Maintenant que Zaâtout ne peut plus mettre les pieds dans un stade de foot sans en être exclu, qu’il ne plus voir une boule de pétanque depuis que les retraités varois l’ont envoyé paître, que son abonnement à la piscine du Ritz a été résilié pour agression contre une cliente américaine qui ne lui présentait pas de livre à signer, ne sollicitait pas un autographe, ne lui demandait pas un selfie à ses côtés en maillot de bain ou se permettait plus prosaïquement « d’emprunter la même ligne d’eau que lui » ( ?) et de ne point rire à ses « plaisanteries de garçon de bain » ( ??), il passe son temps à mettre les points sur les i avec ses lieutenants et à orchestrer la campagne d’abêtissement du peuple destinée à le gagner à ses vessies. Cela dit, je lui trouve plus de charmes qu’à Mélenchon qui se propose comme Premier chorégraphe des Insoumis et ne manque pas une occasion de beugler, qu’à Maître Onfray, nigaud intellectuel patenté, coincé entre Caen et Maastricht, qui se pose en représentant des abstentionnistes et bat son propre record de conneries à la minute sur les plateaux de télé, qu’au prof. Raoult qui persiste à ingurgiter sa potion magique pour devenir ministre universelle de la Santé. Tout Zaâtout qu'il est, lui au moins se prend pour Vercingétorix, Bonaparte et De Gaule réunis. C’est la marque de Zaâtout que de se prendre pour ce qu’il n’est pas, ce qu’il ne sera jamais. Ce n’est pas un intellectuel, ce n’est pas un politicien, ce n’est pas un athlète, ce n’est pas même un gangster.

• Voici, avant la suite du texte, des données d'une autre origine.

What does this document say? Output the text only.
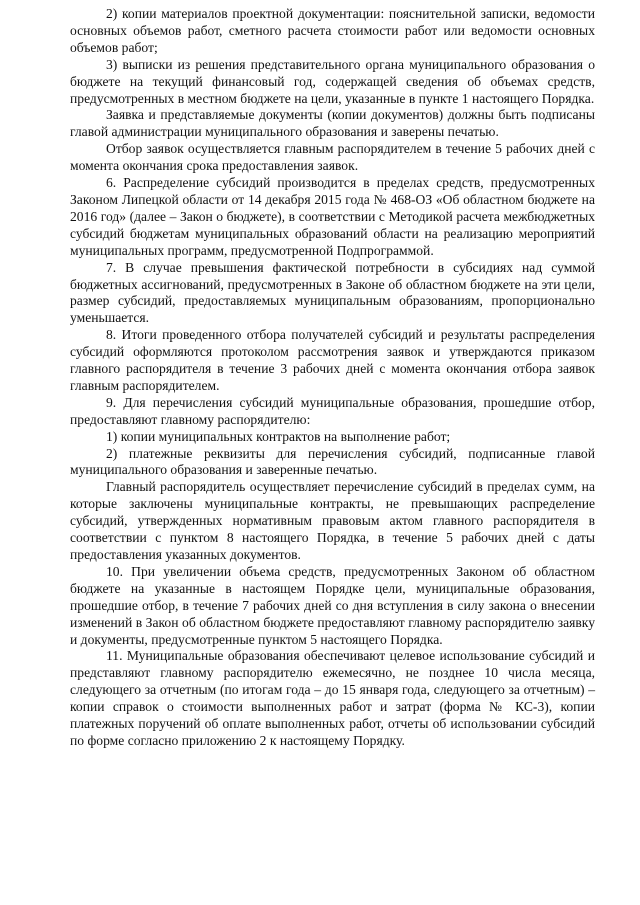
2) копии материалов проектной документации: пояснительной записки, ведомости основных объемов работ, сметного расчета стоимости работ или ведомости основных объемов работ;

3) выписки из решения представительного органа муниципального образования о бюджете на текущий финансовый год, содержащей сведения об объемах средств, предусмотренных в местном бюджете на цели, указанные в пункте 1 настоящего Порядка.

Заявка и представляемые документы (копии документов) должны быть подписаны главой администрации муниципального образования и заверены печатью.

Отбор заявок осуществляется главным распорядителем в течение 5 рабочих дней с момента окончания срока предоставления заявок.

6. Распределение субсидий производится в пределах средств, предусмотренных Законом Липецкой области от 14 декабря 2015 года № 468-ОЗ «Об областном бюджете на 2016 год» (далее – Закон о бюджете), в соответствии с Методикой расчета межбюджетных субсидий бюджетам муниципальных образований области на реализацию мероприятий муниципальных программ, предусмотренной Подпрограммой.

7. В случае превышения фактической потребности в субсидиях над суммой бюджетных ассигнований, предусмотренных в Законе об областном бюджете на эти цели, размер субсидий, предоставляемых муниципальным образованиям, пропорционально уменьшается.

8. Итоги проведенного отбора получателей субсидий и результаты распределения субсидий оформляются протоколом рассмотрения заявок и утверждаются приказом главного распорядителя в течение 3 рабочих дней с момента окончания отбора заявок главным распорядителем.

9. Для перечисления субсидий муниципальные образования, прошедшие отбор, предоставляют главному распорядителю:

1) копии муниципальных контрактов на выполнение работ;

2) платежные реквизиты для перечисления субсидий, подписанные главой муниципального образования и заверенные печатью.

Главный распорядитель осуществляет перечисление субсидий в пределах сумм, на которые заключены муниципальные контракты, не превышающих распределение субсидий, утвержденных нормативным правовым актом главного распорядителя в соответствии с пунктом 8 настоящего Порядка, в течение 5 рабочих дней с даты предоставления указанных документов.

10. При увеличении объема средств, предусмотренных Законом об областном бюджете на указанные в настоящем Порядке цели, муниципальные образования, прошедшие отбор, в течение 7 рабочих дней со дня вступления в силу закона о внесении изменений в Закон об областном бюджете предоставляют главному распорядителю заявку и документы, предусмотренные пунктом 5 настоящего Порядка.

11. Муниципальные образования обеспечивают целевое использование субсидий и представляют главному распорядителю ежемесячно, не позднее 10 числа месяца, следующего за отчетным (по итогам года – до 15 января года, следующего за отчетным) – копии справок о стоимости выполненных работ и затрат (форма № КС-3), копии платежных поручений об оплате выполненных работ, отчеты об использовании субсидий по форме согласно приложению 2 к настоящему Порядку.
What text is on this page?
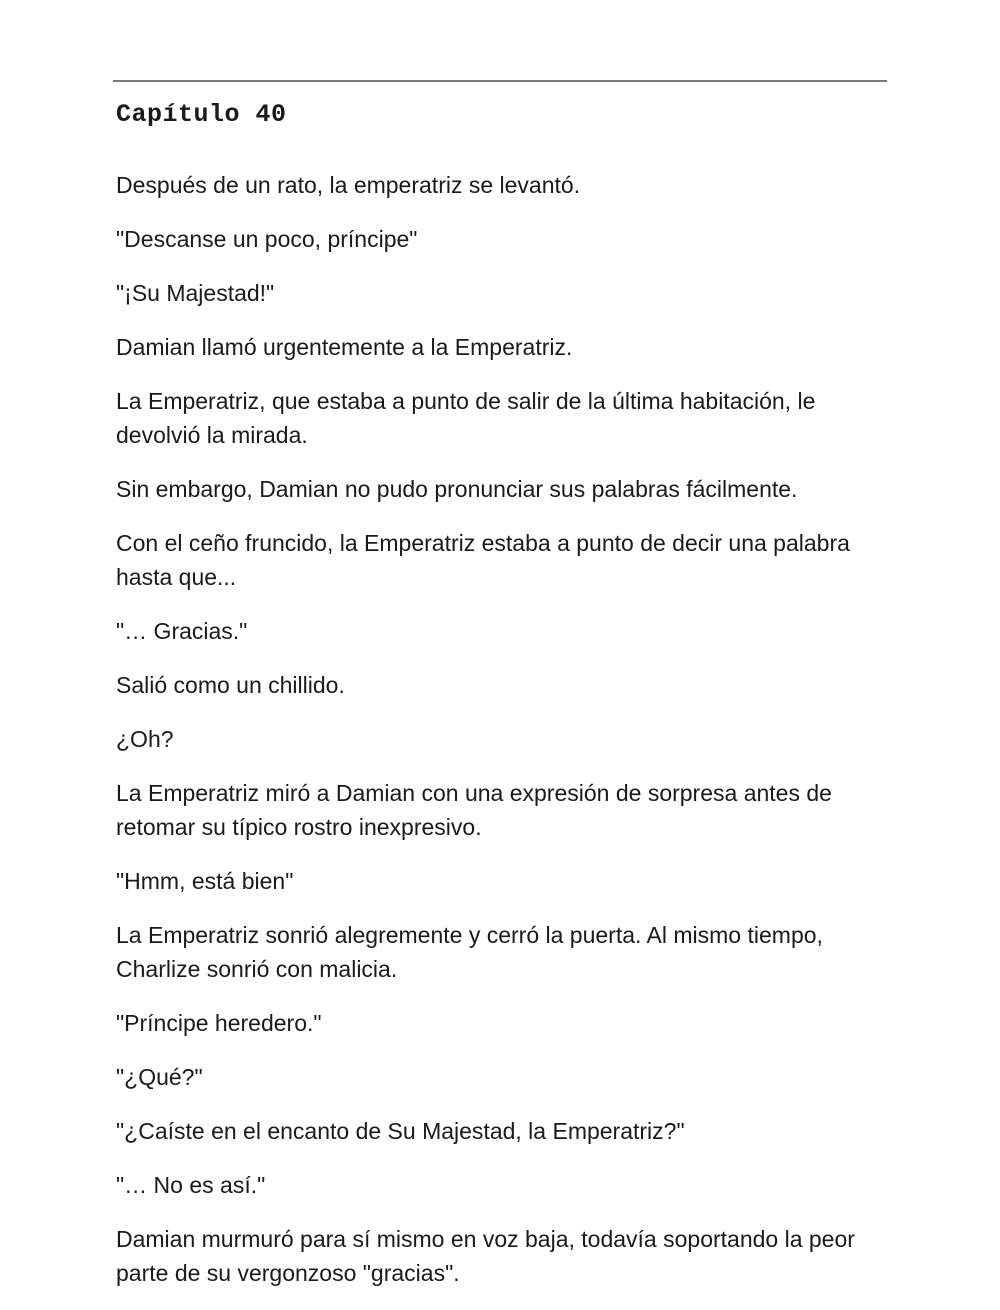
Capítulo 40

Después de un rato, la emperatriz se levantó.

"Descanse un poco, príncipe"

"¡Su Majestad!"

Damian llamó urgentemente a la Emperatriz.

La Emperatriz, que estaba a punto de salir de la última habitación, le devolvió la mirada.

Sin embargo, Damian no pudo pronunciar sus palabras fácilmente.

Con el ceño fruncido, la Emperatriz estaba a punto de decir una palabra hasta que...

"… Gracias."

Salió como un chillido.

¿Oh?

La Emperatriz miró a Damian con una expresión de sorpresa antes de retomar su típico rostro inexpresivo.

"Hmm, está bien"

La Emperatriz sonrió alegremente y cerró la puerta. Al mismo tiempo, Charlize sonrió con malicia.

"Príncipe heredero."

"¿Qué?"

"¿Caíste en el encanto de Su Majestad, la Emperatriz?"

"… No es así."

Damian murmuró para sí mismo en voz baja, todavía soportando la peor parte de su vergonzoso "gracias".
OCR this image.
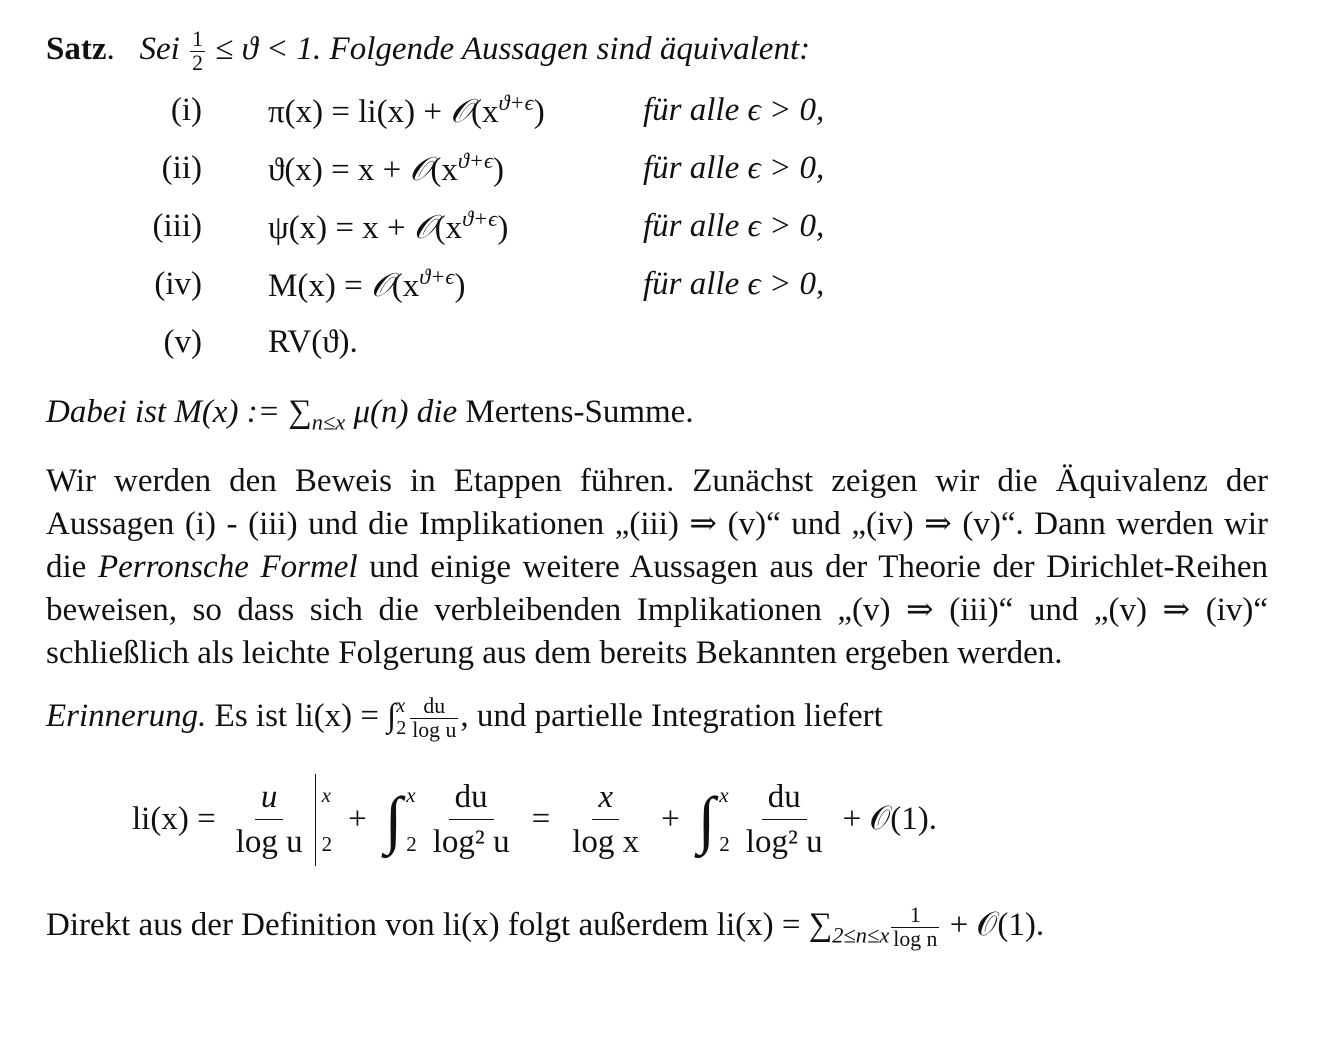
Satz. Sei $\frac{1}{2} \le ϑ < 1$. Folgende Aussagen sind äquivalent:
(i) $\pi(x) = li(x) + 𝒪(x^{ϑ+\epsilon})$	für alle ϵ > 0,
(ii) $ϑ(x) = x + 𝒪(x^{ϑ+\epsilon})$	für alle ϵ > 0,
(iii) $\psi(x) = x + 𝒪(x^{ϑ+\epsilon})$	für alle ϵ > 0,
(iv) $M(x) = 𝒪(x^{ϑ+\epsilon})$	für alle ϵ > 0,
(v) RV(ϑ).
Dabei ist M(x) := $\sum_{n\le x}$ μ(n) die Mertens-Summe.
Wir werden den Beweis in Etappen führen. Zunächst zeigen wir die Äquivalenz der Aussagen (i) - (iii) und die Implikationen „(iii) ⇒ (v)“ und „(iv) ⇒ (v)“. Dann werden wir die Perronsche Formel und einige weitere Aussagen aus der Theorie der Dirichlet-Reihen beweisen, so dass sich die verbleibenden Implikationen „(v) ⇒ (iii)“ und „(v) ⇒ (iv)“ schließlich als leichte Folgerung aus dem bereits Bekannten ergeben werden.
Erinnerung. Es ist li(x) = ∫ x
$2 \frac{du}{\text{log u}}$ , und partielle Integration liefert
$li(x) = \frac{u}{\text{log u}}$ x
2
+ ∫ x
$2 \frac{du}{\text{log² u}} = \frac{x}{\text{log x}}$ + ∫ x
$2 \frac{du}{\text{log² u}}$ + 𝒪(1).
Direkt aus der Definition von li(x) folgt außerdem $li(x) = \sum_{2\le n\le x} \frac{1}{\text{log n}}$ + 𝒪(1).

Je me doute bien que mon insistance a de quoi irriter. Je ne peux que m'en excuser en prétextant que je ne trouve pas personnage plus cocasse et pathétique, heureux et malheureux, conséquent et paradoxal, prometteur et attardé. Ni d'ailleurs procédé de narration romanesque plus adapté aux nouvelles ressources technologiques. Plutôt que de vous en irriter, racontez-moi donc la visite de Zaâtout à Jamaa el-Fna, sa résidence à Bereshid, ses démêlés avec le montreur de singe qui a voulu lui passer une laisse au collet. Je ne suis qu'un malheureux lecteur des "Mille et Une Conneries" qui ne trouve plus de cercles de conteurs ailleurs que sur son écran. Je persisterai par conséquent à rédiger cette chronique tant qu'on n'aura pas sonné le rappel des conteurs sur les places publiques et sur les marchés. Serais-je donc le seul à me montrer curieux du destin romantico-politique de plus drôle drille jamais conçu par les médias ? Je n'ai qu'un seul regret et c'est celui de ne pas être à la hauteur de ce fantastique personnage…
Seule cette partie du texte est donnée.